Sempre nell’enciclica Slavorum Apostoli leggiamo: “La cattolicità della Chiesa - sentita come una sinfonia delle varie liturgie in tutte le lingue del mondo, unite in un'unica liturgia, o come un coro armonioso che, sostenuto dalle voci di sterminate moltitudini di uomini, si leva secondo innumerevoli modulazioni, timbri ed intrecci per la lode di Dio da ogni punto del nostro globo, in ogni momento della storia , corrisponde in modo particolare alla visione teologica e pastorale, che ispirò l'opera apostolica e missionaria di Costantino Filosofo e di Metodio e ne sostenne la missione tra le Nazioni slave (n. 17)”.
Siamo a poche settimane dal rinnovato abbraccio tra il Santo Padre Francesco e il Patriarca Bartolomeo di Costantinopoli a Gerusalemme, nella Basilica dell’Anastasis, e a poche ore dalla preghiera nei Giardini Vaticani, propiziatrice della riconciliazione e della pace nella Terra Santa di Gesù e in tutto il Medio Oriente. Essa è stata convocata da Papa Francesco, che vi ha invitato anche “suo fratello Bartolomeo”: Roma e Costantinopoli, pur non essendo ancora giunte all’auspicata unità, camminano insieme e stanno sempre più riscoprendo il volto dell’altro come quello di un fratello. Io sono certo che dal cielo i fratelli di Salonicco si rallegrano per questo, e continueranno ad intercedere per il dialogo ecumenico.
Ma vorrei qui spendere una parola per le Chiese Orientali Cattoliche, alle quali il Concilio Ecumenico Vaticano II affida particolarmente il compito di promuovere l’unità tra tutti i cristiani, e la cui stessa esistenza prova l’autentica comprensione della nota sulla cattolicità della Chiesa: non uniformità ed omologazione, ma una varietà che manifesta l’unità (cfr. OE 2)! Mi pare dunque si debba affermare, senza timore di offendere nessuno, che esse siano fra le continuatrici autentiche dell’opera cirillo-metodiana, portatrici come sono di un proprio patrimonio teologico, liturgico e disciplinare, talora di una propria lingua liturgica, in comunione però col Successore di Pietro.

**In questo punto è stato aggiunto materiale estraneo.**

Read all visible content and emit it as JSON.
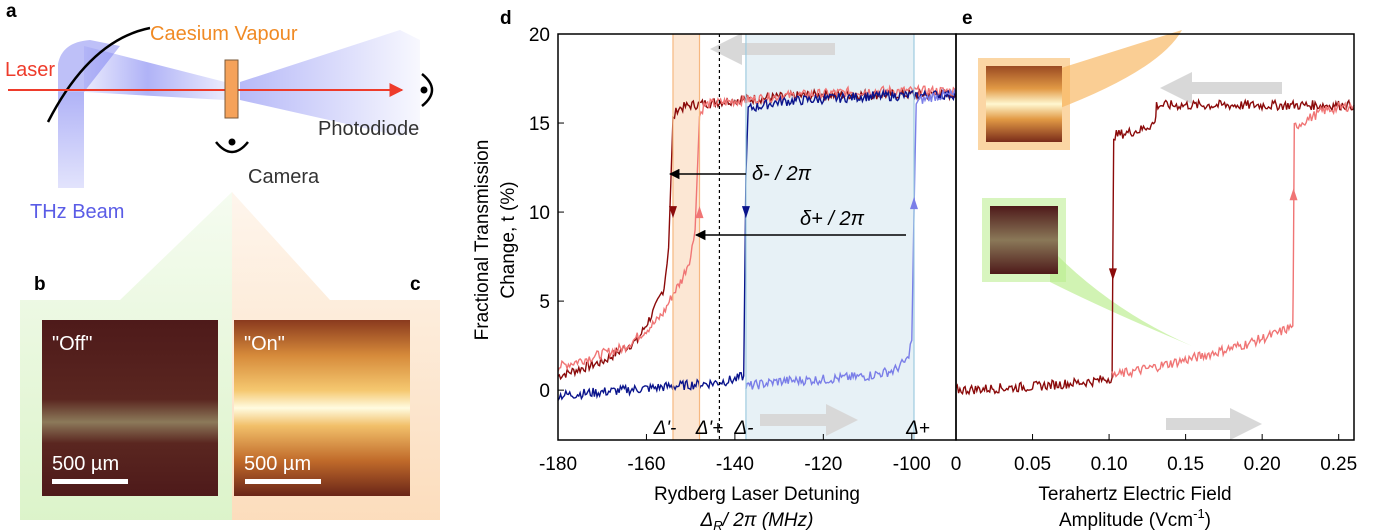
{
  "panels": {
    "a": "a",
    "b": "b",
    "c": "c",
    "d": "d",
    "e": "e"
  },
  "schematic": {
    "laser": "Laser",
    "vapour": "Caesium Vapour",
    "photodiode": "Photodiode",
    "camera": "Camera",
    "thz": "THz Beam"
  },
  "images": {
    "off_label": "\"Off\"",
    "on_label": "\"On\"",
    "scale_off": "500 µm",
    "scale_on": "500 µm"
  },
  "colors": {
    "dark_red": "#8b0a0a",
    "light_red": "#f07575",
    "dark_blue": "#0a148c",
    "light_blue": "#7a7ee8",
    "orange_band": "#fbe3cc",
    "blue_band": "#e3eff4",
    "arrow_grey": "#d8d8d8"
  },
  "chart_data": [
    {
      "type": "line",
      "panel": "d",
      "xlabel": "Rydberg Laser Detuning",
      "xlabel2_sym": "Δ",
      "xlabel2_sub": "R",
      "xlabel2_rest": "/ 2π (MHz)",
      "ylabel1": "Fractional Transmission",
      "ylabel2": "Change, t (%)",
      "xlim": [
        -180,
        -90
      ],
      "ylim": [
        -2.8,
        20
      ],
      "xticks": [
        "-180",
        "-160",
        "-140",
        "-120",
        "-100"
      ],
      "xtick_values": [
        -180,
        -160,
        -140,
        -120,
        -100
      ],
      "yticks": [
        "0",
        "5",
        "10",
        "15",
        "20"
      ],
      "ytick_values": [
        0,
        5,
        10,
        15,
        20
      ],
      "bands": [
        {
          "color": "orange",
          "x0": -154,
          "x1": -148
        },
        {
          "color": "blue",
          "x0": -137.5,
          "x1": -99.5
        }
      ],
      "vlines": [
        -154,
        -148,
        -143.5,
        -137.5,
        -99.5
      ],
      "markers": [
        "Δ'-",
        "Δ'+",
        "Δ-",
        "Δ+"
      ],
      "marker_x": [
        -154,
        -148,
        -137.5,
        -99.5
      ],
      "annotations": {
        "delta_minus": "δ- / 2π",
        "delta_plus": "δ+ / 2π"
      },
      "series": [
        {
          "color": "dark_red",
          "x": [
            -180,
            -170,
            -162,
            -158,
            -156,
            -155,
            -154,
            -153,
            -150,
            -140,
            -120,
            -100,
            -90
          ],
          "y": [
            0.8,
            1.6,
            2.8,
            4.6,
            5.8,
            8,
            15.2,
            15.8,
            16,
            16.3,
            16.6,
            16.6,
            16.6
          ]
        },
        {
          "color": "light_red",
          "x": [
            -180,
            -165,
            -158,
            -156,
            -154,
            -152,
            -150,
            -149,
            -148,
            -147,
            -145,
            -130,
            -110,
            -90
          ],
          "y": [
            1.3,
            2.4,
            3.8,
            4.4,
            5.4,
            6.2,
            7.5,
            9,
            15.4,
            16,
            16.1,
            16.5,
            16.8,
            16.8
          ]
        },
        {
          "color": "dark_blue",
          "x": [
            -180,
            -160,
            -150,
            -145,
            -140,
            -138,
            -137.5,
            -137,
            -130,
            -110,
            -90
          ],
          "y": [
            -0.3,
            0.1,
            0.3,
            0.4,
            0.6,
            0.8,
            12,
            15.8,
            16.2,
            16.5,
            16.6
          ]
        },
        {
          "color": "light_blue",
          "x": [
            -137.5,
            -130,
            -120,
            -110,
            -104,
            -101,
            -100,
            -99.5,
            -99,
            -95,
            -90
          ],
          "y": [
            0.2,
            0.5,
            0.6,
            0.8,
            1.1,
            1.7,
            2.8,
            10,
            16.2,
            16.5,
            16.6
          ]
        }
      ]
    },
    {
      "type": "line",
      "panel": "e",
      "xlabel": "Terahertz Electric Field",
      "xlabel2": "Amplitude (Vcm",
      "xlabel2_sup": "-1",
      "xlabel2_end": ")",
      "xlim": [
        0,
        0.26
      ],
      "ylim": [
        -2.8,
        20
      ],
      "xticks": [
        "0",
        "0.05",
        "0.10",
        "0.15",
        "0.20",
        "0.25"
      ],
      "xtick_values": [
        0,
        0.05,
        0.1,
        0.15,
        0.2,
        0.25
      ],
      "series": [
        {
          "color": "dark_red",
          "x": [
            0,
            0.05,
            0.09,
            0.102,
            0.1025,
            0.103,
            0.12,
            0.13,
            0.131,
            0.15,
            0.26
          ],
          "y": [
            0,
            0.2,
            0.5,
            0.7,
            8,
            14.3,
            14.6,
            15,
            16,
            16,
            16
          ]
        },
        {
          "color": "light_red",
          "x": [
            0.102,
            0.13,
            0.16,
            0.19,
            0.21,
            0.22,
            0.2205,
            0.221,
            0.24,
            0.26
          ],
          "y": [
            0.8,
            1.3,
            1.9,
            2.6,
            3.2,
            3.6,
            8,
            14.8,
            15.7,
            16
          ]
        }
      ]
    }
  ]
}
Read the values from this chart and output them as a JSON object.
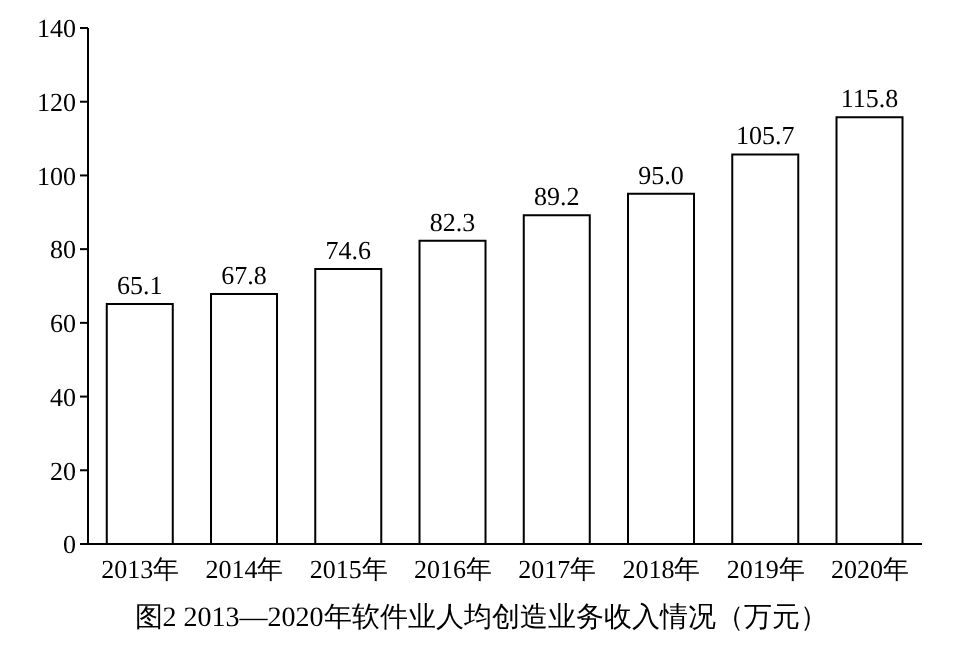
{
  "chart_data": {
    "type": "bar",
    "title": "图2 2013—2020年软件业人均创造业务收入情况（万元）",
    "categories": [
      "2013年",
      "2014年",
      "2015年",
      "2016年",
      "2017年",
      "2018年",
      "2019年",
      "2020年"
    ],
    "values": [
      65.1,
      67.8,
      74.6,
      82.3,
      89.2,
      95.0,
      105.7,
      115.8
    ],
    "value_labels": [
      "65.1",
      "67.8",
      "74.6",
      "82.3",
      "89.2",
      "95.0",
      "105.7",
      "115.8"
    ],
    "color": "#ffffff",
    "ylim": [
      0,
      140
    ],
    "yticks": [
      0,
      20,
      40,
      60,
      80,
      100,
      120,
      140
    ],
    "grid": false,
    "legend": false
  }
}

E’ bello ricordarlo, fugando ogni ingiustificato sospetto o timore nei loro confronti che potrebbe insinuarsi sulle labbra o nella mente di alcuni.

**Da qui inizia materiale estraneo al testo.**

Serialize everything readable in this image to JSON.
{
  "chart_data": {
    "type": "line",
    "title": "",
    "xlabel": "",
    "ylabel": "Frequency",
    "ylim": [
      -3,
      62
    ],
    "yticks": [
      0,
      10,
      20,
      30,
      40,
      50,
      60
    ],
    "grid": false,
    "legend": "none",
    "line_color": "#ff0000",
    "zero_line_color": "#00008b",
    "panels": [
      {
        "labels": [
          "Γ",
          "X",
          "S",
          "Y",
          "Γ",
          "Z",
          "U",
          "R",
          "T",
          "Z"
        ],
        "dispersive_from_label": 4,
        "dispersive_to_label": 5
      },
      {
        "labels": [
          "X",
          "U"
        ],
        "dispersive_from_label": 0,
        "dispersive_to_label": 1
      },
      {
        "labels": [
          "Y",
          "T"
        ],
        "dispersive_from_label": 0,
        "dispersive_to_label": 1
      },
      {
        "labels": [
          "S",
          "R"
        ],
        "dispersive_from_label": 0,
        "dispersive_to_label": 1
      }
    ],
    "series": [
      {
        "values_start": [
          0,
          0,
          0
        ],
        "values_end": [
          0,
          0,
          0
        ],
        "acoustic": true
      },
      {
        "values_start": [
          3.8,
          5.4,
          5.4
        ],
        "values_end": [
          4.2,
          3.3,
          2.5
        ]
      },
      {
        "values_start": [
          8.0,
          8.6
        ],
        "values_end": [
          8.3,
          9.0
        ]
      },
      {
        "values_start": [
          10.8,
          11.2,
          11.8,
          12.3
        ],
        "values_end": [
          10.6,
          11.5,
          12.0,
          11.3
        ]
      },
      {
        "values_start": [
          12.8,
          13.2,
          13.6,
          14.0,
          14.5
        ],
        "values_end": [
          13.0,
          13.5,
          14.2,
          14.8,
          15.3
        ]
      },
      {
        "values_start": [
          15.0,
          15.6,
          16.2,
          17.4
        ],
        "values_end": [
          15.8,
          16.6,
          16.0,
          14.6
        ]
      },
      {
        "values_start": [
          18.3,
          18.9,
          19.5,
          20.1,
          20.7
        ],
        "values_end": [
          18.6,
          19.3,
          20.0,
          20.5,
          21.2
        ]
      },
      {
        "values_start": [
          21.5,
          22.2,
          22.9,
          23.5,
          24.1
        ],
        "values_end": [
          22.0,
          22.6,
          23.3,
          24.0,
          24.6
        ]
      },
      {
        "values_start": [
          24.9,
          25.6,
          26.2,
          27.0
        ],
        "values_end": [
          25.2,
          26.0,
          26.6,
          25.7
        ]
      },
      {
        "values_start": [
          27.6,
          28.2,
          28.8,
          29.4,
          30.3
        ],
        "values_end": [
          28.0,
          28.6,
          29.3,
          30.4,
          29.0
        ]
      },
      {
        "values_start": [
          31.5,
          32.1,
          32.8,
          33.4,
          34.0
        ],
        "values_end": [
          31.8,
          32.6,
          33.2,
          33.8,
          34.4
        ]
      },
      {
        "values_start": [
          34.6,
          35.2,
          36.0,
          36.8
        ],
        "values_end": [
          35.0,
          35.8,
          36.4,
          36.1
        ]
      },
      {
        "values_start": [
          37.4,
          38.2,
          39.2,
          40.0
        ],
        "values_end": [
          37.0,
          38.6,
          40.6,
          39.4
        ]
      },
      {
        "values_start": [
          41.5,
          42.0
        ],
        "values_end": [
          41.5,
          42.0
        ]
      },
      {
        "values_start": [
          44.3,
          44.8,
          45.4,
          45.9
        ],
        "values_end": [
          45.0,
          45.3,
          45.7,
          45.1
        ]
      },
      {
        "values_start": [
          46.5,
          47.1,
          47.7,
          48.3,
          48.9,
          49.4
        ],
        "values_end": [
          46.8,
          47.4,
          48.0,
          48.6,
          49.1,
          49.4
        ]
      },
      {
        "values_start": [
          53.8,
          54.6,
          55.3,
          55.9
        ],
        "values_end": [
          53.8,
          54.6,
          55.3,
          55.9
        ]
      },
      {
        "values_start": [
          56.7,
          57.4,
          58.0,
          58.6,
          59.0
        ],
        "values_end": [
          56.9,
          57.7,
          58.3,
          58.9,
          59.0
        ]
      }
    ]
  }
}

3. L’auspicio con cui concludo è rivolto all’Europa, di cui i santi fratelli sono compatroni: “nel suo insieme geografico è per così dire frutto dell’azione di due correnti di tradizioni cristiane, alle quali si aggiungono anche due diverse, ma al tempo stesso profondamente complementari, forme di cultura” (n.3), così descrisse il continente San Giovanni Paolo II nella Lettera Apostolica Egregiae Virtutis.Dall’Atlantico agli Urali possa continuare a respirare a due polmoni, senza paura di riscoprire e approfondire le sue radici cristiane.